"Weil ich Jesu Schäflein bin", so das Motto eines kurzweiligen Kinderfestes, zu dem am Sonnabend die Evangelische Kirchengemeinde Friedland-Niewisch in den Pfarrgarten an der Pestalozzistraße eingeladen hatte. Pfarrerin Karin Krautmacher war schon ein wenig aufgeregt, trat sie doch nach einer längeren Familienpause erst Anfang August wieder in den aktiven Pfarrdienst ein. Doch Gemeindepädagogin Susanne Köhler und ehrenamtliche "Engel" wie Rosemarie Holtschke standen ihr ebenso zur Seite wie Ehemann Wolfgang, der als Pfarrer in der Gemeinde Lieberose und Land für acht Predigtstellen mit 700 Gemeindemitgliedern verantwortlich ist. Er kam gerade von einem Kirchenkonzert aus Klein Muckrow. "Dort traten der Männerchor Beeskow und die Gospel-Friends aus Eisenhüttenstadt auf. Eine sehr schöne Veranstaltung."

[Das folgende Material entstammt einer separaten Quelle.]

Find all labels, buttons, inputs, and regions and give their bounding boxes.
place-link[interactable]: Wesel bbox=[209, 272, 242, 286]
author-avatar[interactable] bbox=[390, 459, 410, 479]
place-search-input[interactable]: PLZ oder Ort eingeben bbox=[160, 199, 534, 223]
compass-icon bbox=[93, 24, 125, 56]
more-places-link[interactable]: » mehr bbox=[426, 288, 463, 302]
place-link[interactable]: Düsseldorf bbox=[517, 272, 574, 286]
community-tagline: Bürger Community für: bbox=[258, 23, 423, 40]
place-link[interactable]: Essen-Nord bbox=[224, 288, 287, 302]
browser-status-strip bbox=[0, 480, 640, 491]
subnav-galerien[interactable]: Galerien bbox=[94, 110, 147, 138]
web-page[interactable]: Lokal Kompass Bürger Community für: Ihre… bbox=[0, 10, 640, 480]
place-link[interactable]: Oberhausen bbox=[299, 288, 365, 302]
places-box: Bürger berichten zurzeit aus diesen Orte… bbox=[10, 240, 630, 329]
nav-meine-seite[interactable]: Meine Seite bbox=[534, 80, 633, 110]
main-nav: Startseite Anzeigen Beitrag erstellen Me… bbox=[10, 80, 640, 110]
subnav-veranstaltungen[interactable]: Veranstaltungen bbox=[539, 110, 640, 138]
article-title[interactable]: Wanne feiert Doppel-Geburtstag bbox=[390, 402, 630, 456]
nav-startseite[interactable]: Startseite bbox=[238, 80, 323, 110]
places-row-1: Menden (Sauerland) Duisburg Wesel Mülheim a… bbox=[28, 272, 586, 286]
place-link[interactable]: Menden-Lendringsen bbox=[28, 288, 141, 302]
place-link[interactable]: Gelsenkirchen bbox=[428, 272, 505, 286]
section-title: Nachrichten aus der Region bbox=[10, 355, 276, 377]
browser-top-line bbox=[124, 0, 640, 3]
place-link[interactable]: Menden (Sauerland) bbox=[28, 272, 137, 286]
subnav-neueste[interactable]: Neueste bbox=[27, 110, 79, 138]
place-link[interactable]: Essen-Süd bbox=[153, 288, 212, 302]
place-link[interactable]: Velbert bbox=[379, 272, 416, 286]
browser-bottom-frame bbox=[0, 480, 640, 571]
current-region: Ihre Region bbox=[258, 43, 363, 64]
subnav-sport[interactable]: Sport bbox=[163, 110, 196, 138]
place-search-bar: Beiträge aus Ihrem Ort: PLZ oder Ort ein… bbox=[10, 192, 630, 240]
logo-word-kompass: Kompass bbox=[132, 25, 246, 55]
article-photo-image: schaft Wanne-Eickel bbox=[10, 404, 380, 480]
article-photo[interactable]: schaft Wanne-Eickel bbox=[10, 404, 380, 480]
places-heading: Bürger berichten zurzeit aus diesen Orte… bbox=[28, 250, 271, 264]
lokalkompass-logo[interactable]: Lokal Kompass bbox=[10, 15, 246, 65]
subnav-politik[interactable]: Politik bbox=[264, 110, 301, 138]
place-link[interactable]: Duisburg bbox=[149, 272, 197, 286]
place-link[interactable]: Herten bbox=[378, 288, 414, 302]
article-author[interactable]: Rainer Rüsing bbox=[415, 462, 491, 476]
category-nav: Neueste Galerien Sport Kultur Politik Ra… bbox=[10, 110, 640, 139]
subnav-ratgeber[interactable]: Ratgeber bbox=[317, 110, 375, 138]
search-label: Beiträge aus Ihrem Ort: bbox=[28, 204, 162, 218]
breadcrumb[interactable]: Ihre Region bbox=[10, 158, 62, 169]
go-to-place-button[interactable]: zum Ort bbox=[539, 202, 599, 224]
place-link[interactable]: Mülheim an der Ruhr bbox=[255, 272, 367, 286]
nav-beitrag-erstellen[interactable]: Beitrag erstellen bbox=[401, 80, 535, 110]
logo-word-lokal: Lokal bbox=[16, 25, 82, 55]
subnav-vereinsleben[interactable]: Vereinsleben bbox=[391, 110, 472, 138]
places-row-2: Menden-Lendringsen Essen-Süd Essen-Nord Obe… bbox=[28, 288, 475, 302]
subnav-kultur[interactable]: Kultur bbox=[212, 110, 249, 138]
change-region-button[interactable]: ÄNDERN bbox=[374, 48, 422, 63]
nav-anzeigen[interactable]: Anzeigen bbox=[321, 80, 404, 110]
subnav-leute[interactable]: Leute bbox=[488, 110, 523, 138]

Karin Krautmacher hat mit Friedland und Niewisch nur zwei Predigtstellen zu bewältigen, dank annähernd 600 Gemeindegliedern aber kaum weniger "Schäflein". Und Schäflein waren es, von denen am Samstagnachmittag immer und immer die Rede war. Herrlich anzusehen, wie  Susanne Köhler mit nur wenig Maskerade in die Rolle eines Schäfers schlüpfte, fast ein Dutzend Kinder fürs Spiel begeisterte und Pfarrerin Karin Krautmacher dabei die Bibel-Geschichte vom verlorenen Schaf erzählte: "Wenn einer von euch hundert Schafe hat und eins davon verliert, lässt er dann nicht die neunundneunzig in der Wüste zurück und geht dem verlorenen nach, bis er es findet? Und wenn er es gefunden hat, nimmt er es voll Freude auf die Schultern. Kommt er nach Hause, ruft er die Freunde und Nachbarn zusammen und sagt zu ihnen: Freut euch mit mir, denn ich habe mein Schaf wiedergefunden, das verloren war! Ich sage euch: Ebenso wird im Himmel mehr Freude herrschen über einen einzigen Sünder, der umkehrt, als über neunundneunzig Gerechte, die keine Umkehr nötig haben..."
Zum Kinderfest mit Karussell, Schaukel, Hängematte, Bastelstraße und Knetpresse, Rätselecke, Maltisch und Backstube gekommen war Kristin Schmidt aus Weichensdorf. Sie brachte ihre Kinder Richard (12), Frieda (9) und Ella mit. Die Zweijährige war 2017 eines der Menschenkinder, die im Scharmützelsee unter freiem Himmel getauft wurden. "Ihre größeren Geschwister wurden als Kleinkinder in der Weichensdorfer Kreuzkapelle getauft. Beide haben ihre Taufkerzen fein aufbewahrt. Sie werden an jedem Kindergeburtstag und am Tauftag angezündet."